Özellikle gençler ve çocuklar, sosyal medya ile çok daha erken yaşlarda tanışıyor. Bu durum, kimlik gelişimi, psikolojik sağlamlık ve sosyal beceriler açısından önemli bir risk taşıyor. İkinci haber de tam olarak bu konu ile ilgili. OECD’nin Türk çocuklarıyla ilgili yaptığı araştırma, bu sorunun boyutlarını gözler önüne seriyor. Araştırmaya göre, Türk çocukları, dijital cihazlardan neredeyse hiç uzak kalamıyor. Araştırma bulguları, Türk çocuklarının %91’inin günde en az 2 saatini dijital cihazlarla geçirdiğini gösteriyor. Bu oran, gelişmiş ülkelerdeki çocuklarda ise %68 civarlarında kalıyor. Özellikle 10-14 yaş arasındaki çocukların %60’ı, telefonlarıyla geçirdiği zamanı kendi ihtiyaçlarına göre kontrol edemiyor. Bu oran, OECD genelinde %40 seviyelerinde.

Çocuklar dijital dünyada geçirdikleri zamanın büyük bir kısmını sosyal medya ve eğlence içerikleriyle geçiriyor. OECD verilerine göre, Türk çocuklarının %65’i günde 1 saatten fazla süreyi sosyal medya platformlarında harcıyor. Bu oran, örneğin Güney Kore’de %45, Almanya’da ise %38 gibi daha düşük seviyelerde. Yine Türk çocuklarının %20’si, dijital cihazlardan uzak kalmaktan kaygı duyduğunu ifade ederken, bu oran Almanya’da %12, Japonya’da ise %9’a kadar düşüyor. Yine araştırma bulguları, Türkiye'deki ebeveynlerin %72’si, çocuklarının dijital cihaz kullanımını sınırlamakta zorlandıklarını belirtiyor. Diğer OECD ülkelerinde ise bu oran daha düşük; örneğin, ABD’de %55, Fransa’da ise %45 seviyelerinde.
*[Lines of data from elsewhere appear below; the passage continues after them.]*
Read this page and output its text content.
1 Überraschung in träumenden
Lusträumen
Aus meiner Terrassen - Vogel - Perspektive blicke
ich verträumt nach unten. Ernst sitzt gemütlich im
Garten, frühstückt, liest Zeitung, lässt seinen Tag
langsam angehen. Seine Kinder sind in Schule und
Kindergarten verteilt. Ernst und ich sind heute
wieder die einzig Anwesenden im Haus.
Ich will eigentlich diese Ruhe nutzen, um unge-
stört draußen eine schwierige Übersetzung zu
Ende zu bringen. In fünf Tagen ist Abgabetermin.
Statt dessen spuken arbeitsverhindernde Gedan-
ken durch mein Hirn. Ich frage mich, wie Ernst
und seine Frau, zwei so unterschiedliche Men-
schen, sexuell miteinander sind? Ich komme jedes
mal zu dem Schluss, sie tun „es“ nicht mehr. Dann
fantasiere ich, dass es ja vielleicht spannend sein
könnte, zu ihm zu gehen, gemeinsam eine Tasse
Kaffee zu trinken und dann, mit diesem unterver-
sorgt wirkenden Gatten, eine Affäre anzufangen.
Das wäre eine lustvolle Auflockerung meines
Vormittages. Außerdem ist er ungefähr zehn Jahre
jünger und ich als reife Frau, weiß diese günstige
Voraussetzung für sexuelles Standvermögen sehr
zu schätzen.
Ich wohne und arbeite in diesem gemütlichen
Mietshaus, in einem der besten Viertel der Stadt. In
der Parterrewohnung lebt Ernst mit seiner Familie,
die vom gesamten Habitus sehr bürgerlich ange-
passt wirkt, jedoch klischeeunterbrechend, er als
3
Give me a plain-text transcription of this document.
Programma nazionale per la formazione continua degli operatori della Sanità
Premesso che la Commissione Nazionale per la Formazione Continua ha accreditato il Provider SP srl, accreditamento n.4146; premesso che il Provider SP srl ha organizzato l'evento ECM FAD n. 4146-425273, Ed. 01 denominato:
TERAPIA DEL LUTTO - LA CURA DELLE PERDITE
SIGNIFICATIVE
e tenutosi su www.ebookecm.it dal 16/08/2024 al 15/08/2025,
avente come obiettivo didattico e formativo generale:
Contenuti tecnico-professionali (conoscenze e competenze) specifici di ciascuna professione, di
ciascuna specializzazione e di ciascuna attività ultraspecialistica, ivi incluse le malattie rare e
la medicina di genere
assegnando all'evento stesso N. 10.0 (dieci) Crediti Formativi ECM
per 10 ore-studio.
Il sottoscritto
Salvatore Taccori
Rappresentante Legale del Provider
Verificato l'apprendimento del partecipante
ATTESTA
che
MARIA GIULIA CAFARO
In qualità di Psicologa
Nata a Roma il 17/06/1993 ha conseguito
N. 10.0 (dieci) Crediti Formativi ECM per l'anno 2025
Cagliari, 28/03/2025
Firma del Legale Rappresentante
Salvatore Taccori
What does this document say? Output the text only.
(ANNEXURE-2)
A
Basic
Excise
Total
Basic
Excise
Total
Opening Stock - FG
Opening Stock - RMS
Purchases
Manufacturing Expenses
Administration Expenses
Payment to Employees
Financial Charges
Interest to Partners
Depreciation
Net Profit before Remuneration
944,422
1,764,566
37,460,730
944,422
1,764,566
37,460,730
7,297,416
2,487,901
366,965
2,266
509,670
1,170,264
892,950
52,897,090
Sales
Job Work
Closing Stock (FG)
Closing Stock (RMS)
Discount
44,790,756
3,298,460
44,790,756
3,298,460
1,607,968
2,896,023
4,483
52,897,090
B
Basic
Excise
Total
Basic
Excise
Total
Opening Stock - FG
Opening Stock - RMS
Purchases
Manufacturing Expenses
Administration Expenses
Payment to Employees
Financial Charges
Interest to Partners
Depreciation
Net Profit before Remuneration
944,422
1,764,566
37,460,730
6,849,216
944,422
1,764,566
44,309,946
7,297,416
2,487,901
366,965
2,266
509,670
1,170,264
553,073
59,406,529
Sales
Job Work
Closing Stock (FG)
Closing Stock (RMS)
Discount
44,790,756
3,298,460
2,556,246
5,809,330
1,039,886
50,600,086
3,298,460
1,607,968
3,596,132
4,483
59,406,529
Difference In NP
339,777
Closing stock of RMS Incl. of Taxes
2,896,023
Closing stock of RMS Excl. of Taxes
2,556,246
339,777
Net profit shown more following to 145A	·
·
Bu veriler, dijital dünyada büyüyen bir neslin yalnızca teknolojiyle değil, aynı zamanda psikolojik ve sosyal açıdan da derin bir dönüşüm geçirdiğini gösteriyor. Çocuklar, dijital dünyada başkalarıyla etkileşimde bulunmayı, sanal dünyada kimliklerini keşfetmeyi, hatta sosyal onay almak için içerik üretmeyi bir norm haline getirmiş durumda. Ancak burada, dijital dünyanın cazibesinin, çocukların gelişimlerini olumsuz yönde etkilememesi için toplumsal bir sorumluluk devreye giriyor.

Birçok ebeveyn, çocuklarının ekran başında geçirdiği zamanı azaltmaya çalışırken, sosyal medyanın çocuklar için cazip hale gelen özellikleri bu çabaları zorlaştırıyor. Çocuklar, dijital dünyada geçirdikleri zamanın büyük bir kısmını eğlence içerikleri ve sosyal medya ile geçiriyor. Bu noktada, dijital okuryazarlık eğitimlerinin arttırılması, ebeveynlere ve eğitimcilere yönelik bilinçlendirme faaliyetlerinin yaygınlaştırılması oldukça önemli. Çocukların dijital dünya ile sağlıklı bir ilişki kurabilmesi için, sadece zaman sınırlamaları değil, aynı zamanda dijital içeriklerin niteliği üzerine de konuşulması gerekiyor. Dijital medyanın etkilerini anlamak, bu etkilerden nasıl korunulacağı konusunda toplumsal bir bilincin oluşmasına yardımcı olabilir.